Dede, I thank you for putting into words what all the RanchHands think. Becoming a part of this community changed my life too, for the better.
👩🌾 Yep. Thank you.
“Art inspires art inspires art.” What an absolute truth. It reminds me that a good writer is also a reader. I love the weekly writing challenge for honing my skill in cooking up new stories, and the weekly collection for adding fuel to my inspiration stove.
Gol Dawn Kid
“Dunno bout this one, Pal.”
“Whut don’tcha know Kid?”
“Dunno if we should be writin bout shady ladies. Ain’t sure Carrot Ranch has a shady lady. Wanda, but she won’t like if I put her in a flash.”
“Change the names ta pertect the not so innocent. But prompt don’t say shady lady. Says lady shadow.”
“Oh. Well, that’s kinda spooky.”
“Could be, if ya aspire ta apparitions. Feel like we discussed hauntins one other prompt. Figgered out they was spirits a unwrit characters lookin ta be released ta the page.”
“This could turn inta a real writin exorcise.”
“Kid, this prompt ain’t necessarily bout haints an ghosts.”
“Yep, reckon it’ll lead inta as many directions as there’s ranch hands.”
“Jist don’t want ya misleadin the other ranchers. An ya do realize, thet by doin yer thinkin out loud here in the comments a the challenge post, ya still gotta come up with a story ta git published in the collection— this here don’t count.”
“I know Pal. But this leads ta that. An mebbe some folks injoy ma thinkin.”
“Hmmf. So, what’re ya thinkin?”
“Thinkin I’ll jist wait fer that shadow lady ta come ta the light.”
I enjoy listening (reading) to Pal and Kid thinking out loud. They often help me think about other aspects of a prompt that I hadn’t thought of mself.
Same. But it’s nice to hear someone else say it. 🤠
Not all childhood abuse is the same. Sometimes just being ignored and religated to the shadows is abuse in and of itself. Coming out the shadows with a clear mind and being able to think beyond others expectations is a light bulb burning bright over one’s head, moment.
I think I’ll think on this a bit. Shadows can be a good place to be sometimes, for safety.
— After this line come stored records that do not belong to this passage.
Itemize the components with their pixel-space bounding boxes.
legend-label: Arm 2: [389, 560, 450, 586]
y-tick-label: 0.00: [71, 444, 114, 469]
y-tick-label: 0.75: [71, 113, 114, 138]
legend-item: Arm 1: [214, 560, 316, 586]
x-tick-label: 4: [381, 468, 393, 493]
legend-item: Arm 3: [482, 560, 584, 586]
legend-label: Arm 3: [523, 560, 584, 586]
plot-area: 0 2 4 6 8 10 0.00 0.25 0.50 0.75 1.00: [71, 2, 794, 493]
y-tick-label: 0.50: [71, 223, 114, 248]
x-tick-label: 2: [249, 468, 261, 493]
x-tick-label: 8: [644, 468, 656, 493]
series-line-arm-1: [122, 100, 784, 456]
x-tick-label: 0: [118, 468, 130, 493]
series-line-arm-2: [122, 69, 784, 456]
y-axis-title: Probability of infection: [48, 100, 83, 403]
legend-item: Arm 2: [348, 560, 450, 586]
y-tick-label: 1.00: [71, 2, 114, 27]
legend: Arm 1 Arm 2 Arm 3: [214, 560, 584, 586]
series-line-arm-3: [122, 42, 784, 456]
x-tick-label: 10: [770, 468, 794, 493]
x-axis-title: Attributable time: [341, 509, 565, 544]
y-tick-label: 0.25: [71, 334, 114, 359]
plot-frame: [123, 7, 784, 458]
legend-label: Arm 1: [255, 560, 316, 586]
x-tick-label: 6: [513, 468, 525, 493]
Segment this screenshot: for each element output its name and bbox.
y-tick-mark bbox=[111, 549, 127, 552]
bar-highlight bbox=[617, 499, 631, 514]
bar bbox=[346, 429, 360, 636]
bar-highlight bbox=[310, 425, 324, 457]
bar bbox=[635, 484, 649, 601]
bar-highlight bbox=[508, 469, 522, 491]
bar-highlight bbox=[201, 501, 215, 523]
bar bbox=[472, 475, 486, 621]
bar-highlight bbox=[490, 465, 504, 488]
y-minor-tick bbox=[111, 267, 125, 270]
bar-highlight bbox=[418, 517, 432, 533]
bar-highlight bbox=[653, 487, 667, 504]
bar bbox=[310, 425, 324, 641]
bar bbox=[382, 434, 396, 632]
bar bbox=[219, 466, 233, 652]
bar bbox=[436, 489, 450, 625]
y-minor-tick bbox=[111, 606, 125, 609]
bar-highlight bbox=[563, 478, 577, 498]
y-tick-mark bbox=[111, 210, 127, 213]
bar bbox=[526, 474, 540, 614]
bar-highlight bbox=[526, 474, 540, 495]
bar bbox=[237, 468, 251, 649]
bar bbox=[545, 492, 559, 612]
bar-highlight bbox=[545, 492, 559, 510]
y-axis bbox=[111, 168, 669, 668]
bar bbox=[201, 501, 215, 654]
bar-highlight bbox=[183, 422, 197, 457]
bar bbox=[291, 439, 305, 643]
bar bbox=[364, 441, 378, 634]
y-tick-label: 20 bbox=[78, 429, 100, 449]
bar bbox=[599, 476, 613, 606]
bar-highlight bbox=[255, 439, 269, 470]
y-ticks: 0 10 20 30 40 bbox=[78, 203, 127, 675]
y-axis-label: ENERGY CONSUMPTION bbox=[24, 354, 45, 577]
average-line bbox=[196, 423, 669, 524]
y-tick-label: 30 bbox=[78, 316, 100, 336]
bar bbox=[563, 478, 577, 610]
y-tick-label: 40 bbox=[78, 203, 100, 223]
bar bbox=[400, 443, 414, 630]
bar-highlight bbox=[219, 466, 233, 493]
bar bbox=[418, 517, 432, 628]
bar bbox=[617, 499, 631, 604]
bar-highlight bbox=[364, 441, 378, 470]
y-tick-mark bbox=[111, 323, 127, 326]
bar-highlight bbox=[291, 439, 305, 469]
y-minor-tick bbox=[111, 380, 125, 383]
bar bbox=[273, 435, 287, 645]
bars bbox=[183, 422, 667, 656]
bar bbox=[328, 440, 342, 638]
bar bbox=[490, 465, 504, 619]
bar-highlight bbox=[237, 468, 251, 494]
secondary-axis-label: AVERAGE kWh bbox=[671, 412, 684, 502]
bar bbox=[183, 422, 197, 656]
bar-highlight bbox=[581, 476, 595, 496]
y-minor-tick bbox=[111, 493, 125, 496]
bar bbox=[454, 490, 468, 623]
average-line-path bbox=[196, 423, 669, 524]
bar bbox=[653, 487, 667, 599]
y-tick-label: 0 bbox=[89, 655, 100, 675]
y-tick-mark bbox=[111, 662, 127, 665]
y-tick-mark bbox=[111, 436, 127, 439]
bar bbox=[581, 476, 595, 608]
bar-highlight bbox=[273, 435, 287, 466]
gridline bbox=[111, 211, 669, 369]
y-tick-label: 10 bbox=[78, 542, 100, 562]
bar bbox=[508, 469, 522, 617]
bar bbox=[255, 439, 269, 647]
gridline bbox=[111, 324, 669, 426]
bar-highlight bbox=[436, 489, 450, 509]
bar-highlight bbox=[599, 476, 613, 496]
Always good though to find some light and share it with others.
I admire your openness and honesty. I’m not as brave about sharing personal facts as you are. I am happy you connected with Beth, and she helped you light up your North Star. We all benefit. As Dede said, you sound good and excited. Anyone’s path you cross will feel the energy too, because of how you teach. I hope your students realize how lucky they are to have been assigned to you. Good luck this semester, and may the President and Dean mind their own business.
Art therapy comes naturally to children. It’s how the expresses themselves. Grown-up, take notice.